The likelihood of an applied recycling location being made into a self-contained unit is possible, but that reduces education. The ability to establish a location which reduces visible eye-sore dilemma of modern society is chic, but applies an out of sight out of mind concept. The pursuit of storage, and out of the way locations for health, safety, and consolidation pertains the control of resources, but pursuing a grounded, viable, and visually understandable solution helps expedite learning through example. It should not be the goal of waste handling to disappear the physical items, but instead to educate by normal methods. It should be essential to establish a method which is repeatable on every scale, on each level of society, and that can be handled by people and machines with nearly no training.

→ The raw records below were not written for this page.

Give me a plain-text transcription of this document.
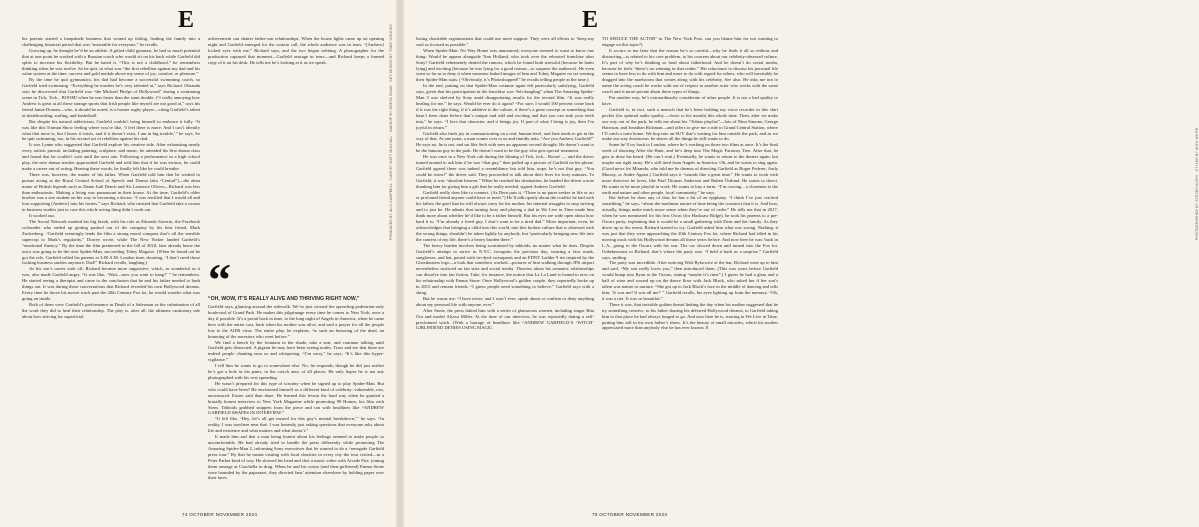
E

his parents started a lampshade business that wound up failing, leading the family into a challenging financial period that was “miserable for everyone,” he recalls.

Growing up, he thought he’d be an athlete. A gifted child gymnast, he had so much potential that at one point he worked with a Russian coach who would sit on his back while Garfield did splits to increase his flexibility. But he hated it. “This is not a childhood,” he remembers thinking when he was twelve. So he quit, in what was “the first rebellion against my dad and his value system at the time: success and gold medals above my sense of joy, comfort, or pleasure.”

By the time he quit gymnastics, his dad had become a successful swimming coach, so Garfield tried swimming. “Everything he touches he’s very talented at,” says Richard. Obranda says he discovered that Garfield was “the Michael Phelps of Hollywood” during a swimming scene in Tick, Tick... BOOM! when he was faster than the stunt double. (“I really annoying how Andrew is great at all these strange sports that Irish people like myself are not good at,” says his friend Jamie Dornan—who, it should be noted, is a former rugby player—citing Garfield’s talent at skateboarding, surfing, and basketball.

But despite his natural athleticism, Garfield couldn’t bring himself to embrace it fully. “It was like this Truman Show feeling where you’re like, ‘I feel there is more. And I can’t identify what that more is, but I know it exists, and if it doesn’t exist, I am in big trouble,’” he says. So he quit swimming, too, in his second act of rebellion against his dad.

It was Lynne who suggested that Garfield explore his creative side. After exhausting nearly every artistic pursuit, including painting, sculpture, and music, he attended his first drama class and found that he couldn’t wait until the next one. Following a performance in a high school play, the new drama teacher approached Garfield and told him that if he was serious, he could make a career out of acting. Hearing these words, he finally felt like he could breathe.

There was, however, the matter of his father. When Garfield told him that he wished to pursue acting at the Royal Central School of Speech and Drama (aka “Central”)—the alma mater of British legends such as Dame Judi Dench and Sir Laurence Olivier—Richard was less than enthusiastic. Making a living was paramount in their house. At the time, Garfield’s older brother was a star student on his way to becoming a doctor. “I was terrified that I would all and lose supporting [Andrew] into his forties,” says Richard, who insisted that Garfield take a course in business studies just in case this whole acting thing didn’t work out.

It worked out.

The Social Network marked his big break, with his role as Eduardo Saverin, the Facebook cofounder who ended up getting pushed out of the company by his best friend, Mark Zuckerberg. “Garfield seemingly lends the film a strong moral compass that’s all the sensible supercop to Mark’s regularity,” Dorrey wrote, while The New Yorker lauded Garfield’s “emotional fluency.” By the time the film premiered in the fall of 2010, fans already knew the actor was going to be the next Spider-Man, succeeding Tobey Maguire. (When he found out he got the role, Garfield called his parents at 3:00 A.M. London time, shouting, “I don’t need those fucking business studies anymore, Dad!” Richard recalls, laughing.)

As his son’s career took off, Richard became more supportive, which, as wonderful as it was, also made Garfield angry. “It was like, ‘Wait—now you want to hang?’ ” he remembers. He started seeing a therapist and came to the conclusion that he and his father needed to hash things out. It was during these conversations that Richard revealed his own Hollywood dreams. Every time he drove his mover truck past the 20th Century Fox lot, he would wonder what was going on inside.

Both of them view Garfield’s performance in Death of a Salesman as the culmination of all the work they did to heal their relationship. The play is, after all, the ultimate cautionary tale about how striving for superficial

achievement can shatter father-son relationships. When the house lights came up on opening night and Garfield emerged for the curtain call, the whole audience was in tears. “[Andrew] locked eyes with me,” Richard says, and the two began sobbing. A photographer for the production captured that moment—Garfield onstage in tears—and Richard keeps a framed copy of it on his desk. He tells me he’s looking at it as we speak.

“
“OH, WOW, IT’S REALLY ALIVE AND THRIVING RIGHT NOW,”

Garfield says, glancing around the sidewalk. We’ve just crossed the sprawling pedestrian-only boulevard of Grand Park. He makes this pilgrimage every time he comes to New York, once a day if possible. It’s a portal back in time, to the long night of Angels in America, when he came here with the entire cast, back when his mother was alive, and said a prayer for all the people lost to the AIDS virus. The entire play, he explains, “is such an honoring of the dead, an honoring of the ancestors who went before.”

We find a bench by the fountain in the shade, take a seat, and continue talking until Garfield gets distracted. A pigeon he may have been eyeing nodes. Tears and see that there are indeed people chanting near us and whispering. “I’m sorry,” he says. “It’s like this hyper-vigilance.”

I tell him he wants to go to somewhere else. No, he responds, though he did just realize he’s got a hole in his pants, in the crotch area, of all places. He only hopes he is not any photographed with his vest spreading.

He wasn’t prepared for this type of scrutiny when he signed up to play Spider-Man. But who could have been? He envisioned himself as a different kind of celebrity: vulnerable, raw, uncensored. Easier said than done. He learned this lesson the hard way when he granted a brutally honest interview to New York Magazine while promoting 99 Homes, his film with Stern. Tabloids grabbed snippets from the piece and ran with headlines like “ANDREW GARFIELD SHAPES IN INTERVIEW.”

“It felt like, ‘Hey, let’s all get trusted for this guy’s mental breakdown,’” he says. “In reality, I was nowhere near that. I was honestly just asking questions that everyone asks about life and existence and what matters and what doesn’t.”

It made him sad that a man being honest about his feelings seemed to make people so uncomfortable. He had already tried to handle the press differently while promoting The Amazing Spider-Man 2, informing Sony executives that he wanted to do a “renegade Garfield press tour.” By that he meant visiting with local charities in every city the tour visited—in a Peter Parker kind of way. He showed his head and shot a music video with Arcade Fire, joining them onstage at Coachella in drag. When he and his costar (and then-girlfriend) Emma Stone were hounded by the paparazzi, they directed fans’ attention elsewhere by holding paper over their faces

74 OCTOBER NOVEMBER 2024
PRODUCED BY ALIX CAMPBELL · HAIR BY MATT MULHALL · MAKEUP BY GRETA SWAN · SET DESIGN BY TODD WIGGINS
E

listing charitable organizations that could use more support. They were all efforts to “keep my soul as focused as possible.”

When Spider-Man: No Way Home was announced, everyone seemed to want to know one thing: Would he appear alongside Tom Holland, who took over the rebooted franchise after Sony? Garfield vehemently denied the rumors, which he found both stressful (because he hates lying) and exciting (because he was lying for a good reason—to surprise the audience). He even went so far as to deny it when someone leaked images of him and Tobey Maguire on set wearing their Spider-Man suits. (“Obviously, it’s Photoshopped!” he recalls telling people at the time.)

In the end, putting on that Spider-Man costume again felt particularly satisfying, Garfield says, given that his participation in the franchise was “left dangling” when The Amazing Spider-Man 3 was shelved by Sony amid disappointing results for the second film. “It was really healing for me,” he says. Would he ever do it again? “For sure, I would 100 percent come back if it was the right thing, if it’s additive to the culture, if there’s a great concept or something that hasn’t been done before that’s unique and odd and exciting and that you can sink your teeth into,” he says. “I love that character, and it brings joy. If part of what I bring is joy, then I’m joyful in return.”

Garfield also finds joy in communicating on a real, human level, and Jane tends to get in the way of that. At one point, a man comes over to us and timidly asks, “Are you Andrew Garfield?” He says no, he is not, and sat like Seth with sees an apparent second thought. He doesn’t want to be the famous guy in the park. He doesn’t want to be the guy who gets special treatment.

He was once in a New York cab during the filming of Tick, tick... Boom! — and the driver turned around to ask him if he was “that guy,” then pulled up a picture of Garfield on his phone. Garfield agreed there was indeed a resemblance but told him, nope, he’s not that guy. “You could be twins!” the driver said. They proceeded to talk about their lives for forty minutes. To Garfield, it was “absolute heaven.” When he reached his destination, he handed the driver a note thanking him for giving him a gift that he really needed, signed Andrew Garfield.

Garfield really does like to connect. (As Dern puts it, “There is no purer seeker in life or art or profound friend anyone could have or meet.”) He’ll talk openly about the conflict he had with his father, the grief that he will always carry for his mother, his internal struggles to stop striving and to just be. He admits that turning forty and playing a dad in We Live in Time made him think more about whether he’d like to be a father himself. But his eyes are wide open about how hard it is: “I’m already a freed guy. I don’t want to be a tired dad.” More important, even, he acknowledges that bringing a child into this world, into this broken culture that is obsessed with the wrong things, shouldn’t be taken lightly by anybody, but “particularly bringing new life into the context of my life, there’s a heavy burden there.”

The heavy burden involves being scrutinized by tabloids, no matter what he does. Despite Garfield’s attempt to arrive in N.Y.C. incognito the previous day, wearing a face mask, sunglasses, and hat, paired with tie-dyed sweatpants and an FDNY Ladder 9 tee inspired by the Ghostbusters logo—a look that somehow worked—pictures of him walking through JFK airport nevertheless surfaced on fan sites and social media. Theories about his romantic relationships can dissolve into fan fiction. Take, for instance, the notion that La La Land is bound to now on his relationship with Emma Stone. Once Hollywood’s golden couple, they reportedly broke up in 2015 and remain friends. “I guess people need something to believe,” Garfield says with a shrug.

But he warns me: “I have never, and I won’t ever, speak about or confirm or deny anything about my personal life with anyone, ever.”

After Stone, the press linked him with a series of glamorous women, including singer Rita Ora and model Alyssa Miller. At the time of our interview, he was reportedly dating a self-proclaimed witch. (With a barrage of headlines like “ANDREW GARFIELD’S ‘WITCH’ GIRLFRIEND DENIES USING MAGIC

TO SEDUCE THE ACTOR” in The New York Post, can you blame him for not wanting to engage on this topic?)

It occurs to me later that the reason he’s so careful—why he finds it all so tedious and distracting—is related to his core problem, to his concern about our celebrity-obsessed culture. It’s part of why he’s thinking so hard about fatherhood. And he doesn’t do social media, because he feels “there’s no winning in that realm.” His reluctance to discuss his personal life seems to have less to do with him and more to do with regard for others, who will inevitably be dragged into the maelstrom that comes along with his celebrity. See also: He asks me not to name the acting coach he works with out of respect to another actor who works with the same coach and is more private about these types of things.

Put another way, he’s extraordinarily considerate of other people. It is not a bad quality to have.

Garfield is, in fact, such a mensch that he’s been holding my voice recorder in this shirt pocket (for optimal audio quality—closer to his mouth) this whole time. Then, after we make our way out of the park, he tells me about his “Tobias playlist”—lots of Nina Simone, George Harrison, and Jonathan Richman—and offers to give me a ride to Grand Central Station, where I’ll catch a train home. We hop into an SUV that’s waiting for him outside the park, and as we make our way downtown, he shares all the things he still wants to do.

Some he’ll try back to London, where he’s working on those two films at once. It’s the final week of shooting After the Hunt, and he’s deep into The Magic Faraway Tree. After that, he gets to draw his beard. (He can’t wait.) Eventually, he wants to return to the theater again, but maybe not right away. He’s still tired from Angels in America. Oh, and he wants to sing again. (Good news for Miranda, who told me he dreams of directing Garfield as Roger Federer, Andy Murray, or Andre Agassi.) Garfield says it “sounds like a great time.” He wants to work with more directors he loves, like Paul Thomas Anderson and Ruben Östlund. He wants to direct. He wants to be more playful in work. He wants to buy a farm. “I’m craving... a closeness to the earth and nature and other people, local community,” he says.

But before he does any of that, he has a bit of an epiphany. “I think I’ve just cracked something,” he says, “about the nonlinear nature of time being the construct that it is. And how, actually, things make much more sense when they’re out of order.” He tells me that in 2017, when he was nominated for his first Oscar (for Hacksaw Ridge), he took his parents to a pre-Oscars party, explaining that it would be a small gathering with Dern and her family. As they drove up to the event, Richard started to cry. Garfield asked him what was wrong. Nothing: it was just that they were approaching the 20th Century Fox lot, where Richard had idled in his moving truck with his Hollywood dreams all those years before. And now here he was: back in L.A., going to the Oscars with his son. The car slowed down and turned into the Fox lot. Unbeknownst to Richard, that’s where the party was. “I held it back as a surprise,” Garfield says, smiling.

The party was incredible. After noticing Walt Bykowice at the bar, Richard went up to him and said, “My son really loves you,” then introduced them. (This was years before Garfield would bump into Ryan at the Oscars, stating “maybe it’s time”.) I guess he had a glass and a half of wine and wound up on the dance floor with Jack Black, who asked her if her son’s talent was nature or nurture. “She got up to Jack Black’s face in the middle of dancing and tells him, ‘It was me! It was all me!’ ” Garfield recalls, his eyes lighting up from the memory. “Oh, it was a riot. It was so beautiful.”

There it was, that invisible golden thread linking the day when his mother suggested that he try something creative, to his father sharing his deferred Hollywood dreams, to Garfield taking him to that place he had always longed to go. And now here he is, starring in We Live in Time, putting him self in his own father’s shoes. It’s the beauty of small miracles, which his mother appreciated more than anybody else he has ever known. E

75 OCTOBER NOVEMBER 2024
PHOTOGRAPHED BY STEVEN KLEIN · STYLED BY ALEX WHITE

Converting rubber tires into fuel and making that a streamlined industry of the future is a vital part of society standards. Creating something useful and possibly appealing in terms of art from previously scrapped materials is an advancement of society over wasted resources. The processing of materials into a different form or application which allows further civil production manifests positive change, but providing the hardware, technology, and original fuel that shifts that must also be considered. The tire processing and recycling industry might be one nuclear power plant away from becoming a linear and properly paced endeavor, but the orders of magnitude have to be equated to output potential of a physical resource. Will a heap of tires turned into fuel be equal to the force necessary for the industrial factors to keep reduction of the scrap flowing and continue recycling without providing more elaborate power or processing methods?
Addendum:
This essay and general discourse is a series in a composition of essays to describe how a single individual, with cooperation, can use a process describe(d) as: Reverse Acquisitions: Leverage buyout employing logistics, analytics, and distribution of novel technological development. A debt remediation and insurance (assurance) solution.
As with prospective avenues of manufacturing or industrial processing incentive for profit and other operations must be able to provide all necessary materials and machinery. Large scale recycling and other forms of waste processing have to be able to create and manage a large volumes of materials and in doing require the utility to seek novel solutions which create more power through possible end point solutions.